Билл уходит.., но на следующей неделе возвращается, решив сразиться с ними. За это время он написал рассказ «Тьма» – историю о маленьком мальчике, который обнаруживает монстра на чердаке своего дома. Маленький мальчик встречается с монстром лицом к лицу, вступает с ним в схватку и в конце концов убивает его. Билл писал этот рассказ в какой-то священной экзальтации; даже чувствовал, что не столько он рассказывает историю, сколько разрешает истории вытекать из него. Наконец он дал отдых своей горячей, натруженной руке и вышел на улицу в десятиградусный декабрьский мороз. Он ходит вокруг, его зеленые тупоносые ботинки скрипят на снегу, как маленькие ставни, которым нужна смазка; его голова, кажется, распухла от рассказа; делается немного страшно: как выбраться? Он чувствует: если рука его не будет поспевать за рассказом, он, рассказ, заставит работать глаза. «Я добью его», – уверяет он пронизывающую зимнюю тьму и нервно смеется. Он понимает, что в конце концов сделал открытие: десять лет попыток увенчались успехом – он вдруг обнаружил стартовую кнопку на огромном мертвом бульдозере, занимающем так много места в его голове. Начало положено, кнопка нажата. Машина набирала и набирала обороты. Она не для того создана, чтобы водить хорошеньких девушек на прогулки. Она – не статический, но символ. Она олицетворяет бизнес. Если он не будет соблюдать осторожность, машина сокрушит его. Билл бросается в комнату и в возбуждении заканчивает «Тьму», работая до четырех часов утра и засыпая прямо за столом. Предложи ему кто-либо написать о брате Джордже, он бы удивился. Он годами не думал о Джордже – он искренне верил этому. Рассказ возвращается от рецензента – руководителя семинара – с оценкой 2 на титульном листе. Два слова приписаны внизу, заглавными буквами. ЧЕПУХА, кричит одно. ХАЛТУРА, кричит второе.
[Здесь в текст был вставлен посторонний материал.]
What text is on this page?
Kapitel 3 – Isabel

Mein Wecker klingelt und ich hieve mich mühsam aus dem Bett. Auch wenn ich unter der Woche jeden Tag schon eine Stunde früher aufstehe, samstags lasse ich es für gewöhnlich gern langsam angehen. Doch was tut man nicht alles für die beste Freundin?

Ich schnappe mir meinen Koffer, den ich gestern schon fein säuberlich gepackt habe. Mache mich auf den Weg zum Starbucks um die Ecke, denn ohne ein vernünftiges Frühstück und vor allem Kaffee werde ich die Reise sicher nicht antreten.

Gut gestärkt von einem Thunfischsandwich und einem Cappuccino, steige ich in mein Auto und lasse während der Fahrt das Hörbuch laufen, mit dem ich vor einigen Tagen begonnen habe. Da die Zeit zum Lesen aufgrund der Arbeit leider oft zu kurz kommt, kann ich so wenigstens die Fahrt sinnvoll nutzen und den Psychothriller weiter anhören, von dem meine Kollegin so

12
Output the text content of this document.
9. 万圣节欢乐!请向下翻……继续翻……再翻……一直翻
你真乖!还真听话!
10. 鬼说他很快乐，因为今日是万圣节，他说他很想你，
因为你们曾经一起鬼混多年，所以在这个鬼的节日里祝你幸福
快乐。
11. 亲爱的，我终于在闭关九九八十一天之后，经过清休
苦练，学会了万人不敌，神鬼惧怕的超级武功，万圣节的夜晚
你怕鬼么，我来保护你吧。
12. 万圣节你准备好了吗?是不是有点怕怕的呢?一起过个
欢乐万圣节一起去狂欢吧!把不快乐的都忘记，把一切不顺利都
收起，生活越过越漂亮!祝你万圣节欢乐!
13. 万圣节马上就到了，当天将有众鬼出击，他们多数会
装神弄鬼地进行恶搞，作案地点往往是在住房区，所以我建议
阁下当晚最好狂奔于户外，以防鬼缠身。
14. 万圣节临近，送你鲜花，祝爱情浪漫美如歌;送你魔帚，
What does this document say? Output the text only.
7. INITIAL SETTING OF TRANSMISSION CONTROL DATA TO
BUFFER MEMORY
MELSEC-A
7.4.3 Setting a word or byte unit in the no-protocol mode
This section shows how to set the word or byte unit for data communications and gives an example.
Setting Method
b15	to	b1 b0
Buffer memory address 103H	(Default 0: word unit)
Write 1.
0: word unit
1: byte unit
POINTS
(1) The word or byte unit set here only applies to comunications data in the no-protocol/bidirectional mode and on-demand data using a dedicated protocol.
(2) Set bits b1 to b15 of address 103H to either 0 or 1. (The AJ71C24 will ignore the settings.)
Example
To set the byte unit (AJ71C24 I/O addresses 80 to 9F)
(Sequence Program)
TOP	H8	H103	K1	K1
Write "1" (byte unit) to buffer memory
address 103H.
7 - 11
Билл берет рукопись – пятнадцать страничек – подносит ее к камину и открывает дверцу. Всего лишь дюйм отделяет бумагу от огня, от расправы, когда ему ясно становится вся абсурдность содеянного. Он садится на кресло-качалку, и, глядя на плакат с «Благодарным мертвецом», смеется. Чепуха? Прекрасно! Пусть будет чепуха! Леса полны ею!
«Пусть валяются эти хреновые деревья!» – восклицает Билл и смеется, смеется до слез.
Он перепечатывает титульный лист, лист, на котором вынесен приговор рукой рецензента, и посылает рукопись в мужской журнал под названием «Фрак» (хотя по сути дела, он должен бы называться «Обнаженные девочки, наркоманки с виду»), И все-таки, судя по читательскому спросу, они покупают рассказы ужасов; в двух потрепанных выпусках, которые он купил в местном магазинчике, действительно было четыре таких рассказа, втиснутых между обнаженными девочками и рекламой порнофильмов и таблеток для потенции. Один из них, «Деннис Эчисон» был даже вполне приличным.
Он отослал «Тьму» без всякой надежды – он ведь и раньше писал много хороших рассказов в журналы, но их отфутболивали – и был ошеломлен и обрадован, когда художественный редактор «Белого галстука» ответил ему, что покупает рассказ за двести долларов. Помощник редактора приписал от себя, что считает его «лучшим адскистрашным рассказом после „Кувшина“ Рэя Брэдбери». И еще добавил: «Жаль, что мало людей прочтет его», но Биллу Денбро наплевать на это. Двести долларов!
Он идет к консультанту с зачетной книжкой. Тот ставит в ней свои инициалы. Билл Денбро скрепляет зачетную книжку с поздравительной запиской помощника художественного редактора и прикалывает ее к доске объявлений на двери руководителя семинара. В углу доски – антивоенная карикатура. И вдруг – это получилось как-то само собой – его пальцы достают ручку из нагрудного кармана и он пишет через всю карикатуру: "Если литература и политика действительно станут когда-нибудь взаимозаменяемыми, я убью себя, потому что не буду знать, что делать. Политика, видите ли, всегда меняется. Литература – никогда.